Ah, I see what you mean. I think my use of the term “fine-tuning” was misleading. The distinction I’m trying to draw is between interventions applied throughout training vs. after training. “Post hoc” would have been a better term to describe the latter.
My suspicion is that post hoc methods will not be sufficient to robustly remove capabilities that are strongly reinforced by the training objective (while maintaining good general performance), because the capabilities are “too deeply ingrained.”[1] We’re excited about gradient routing’s potential to solve this problem by separating capabilities during training. However, I agree that there isn’t enough evidence yet, and it would be great to do more extensive comparisons, particularly to these recent methods which also target good performance under imperfect labeling.
For what it’s worth, I don’t think fine-tuning is doing that much work for us: we see it as a light-touch correction to “internal distribution shift” caused by ablation. As mentioned in this comment, we find that post-ablation fine-tuning on retain helps both retain and forget set performance. In the same comment we also show that retraining on the training distribution (a mixture of forget and retain) produces qualitatively similar results.
- ^
Also, if the goal is to be robust not only to imperfect labeling but also to forget set retraining, then there is a fundamental challenge to post hoc methods, which is that the minimal changes to a model which induce bad performance on a task are potentially quite different than the minimal changes to a model which prevent retrainability.
Thanks for the question!
Yeah, the story is something like: structuring model internals gives us more control over how models generalize limited supervision. For example, maybe we can factor out how a model represents humans vs. how it represents math concepts, then localize RLHF updates on math research to the math concept region. This kind of learning update would plausibly reduce the extent to which a model learns (or learns to exploit) human biases, increasing the odds that the model generalizes in an intended way from misspecified feedback.

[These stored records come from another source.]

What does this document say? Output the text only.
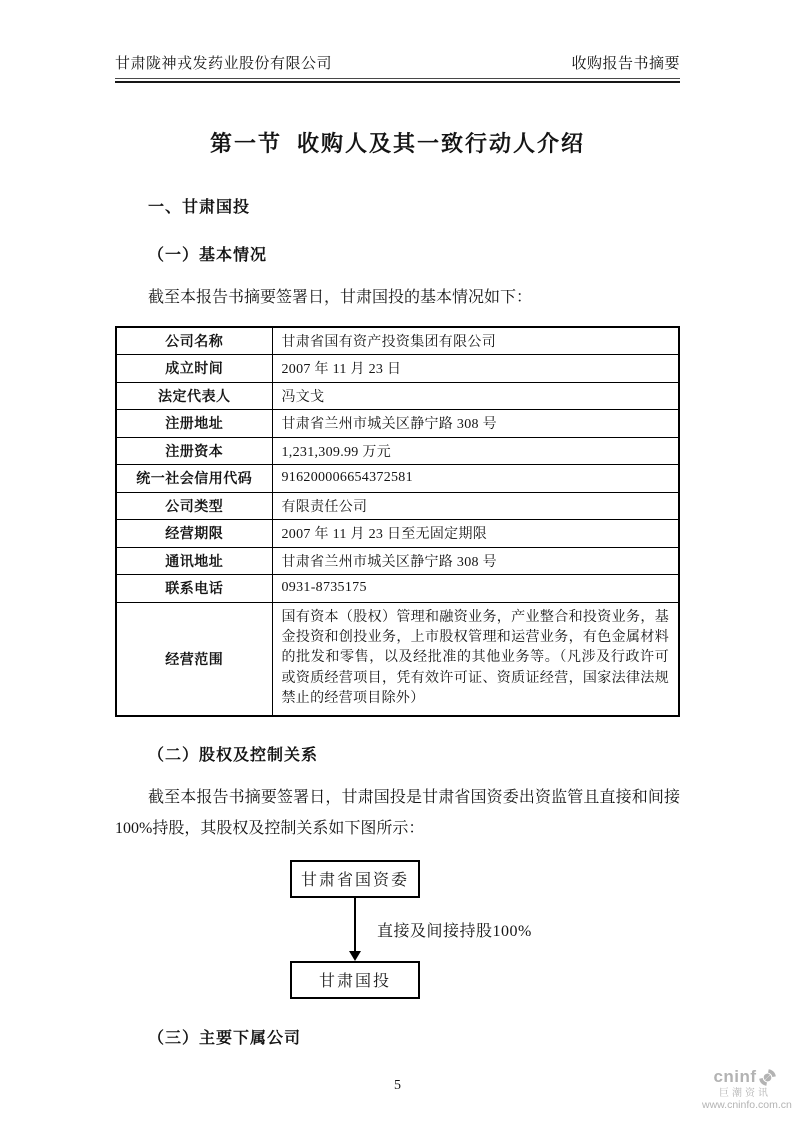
甘肃陇神戎发药业股份有限公司	收购报告书摘要
第一节  收购人及其一致行动人介绍
一、甘肃国投
（一）基本情况
截至本报告书摘要签署日，甘肃国投的基本情况如下：
公司名称	甘肃省国有资产投资集团有限公司
成立时间	2007 年 11 月 23 日
法定代表人	冯文戈
注册地址	甘肃省兰州市城关区静宁路 308 号
注册资本	1,231,309.99 万元
统一社会信用代码	916200006654372581
公司类型	有限责任公司
经营期限	2007 年 11 月 23 日至无固定期限
通讯地址	甘肃省兰州市城关区静宁路 308 号
联系电话	0931-8735175
经营范围	国有资本（股权）管理和融资业务，产业整合和投资业务，基金投资和创投业务，上市股权管理和运营业务，有色金属材料的批发和零售，以及经批准的其他业务等。（凡涉及行政许可或资质经营项目，凭有效许可证、资质证经营，国家法律法规禁止的经营项目除外）
（二）股权及控制关系
截至本报告书摘要签署日，甘肃国投是甘肃省国资委出资监管且直接和间接100%持股，其股权及控制关系如下图所示：
甘肃省国资委
直接及间接持股100%
甘肃国投
（三）主要下属公司
5	cninf
巨潮资讯
www.cninfo.com.cn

Another angle is: if we create models with selective incapacities (e.g. lack of situational awareness), the models might lack the concepts required to misgeneralize from our feedback. For example, consider a situationally unaware model, upon exploring a trajectory which involved subversively manipulating its environment in a way that received higher-than-average reward—as a result, the model will be updated towards the behavior. However, since the model lacks the concepts required to internalize the behavioral tendency “gain control over my environment,” it won’t learn that tendency. Instead, the trajectory might simply serve as noise.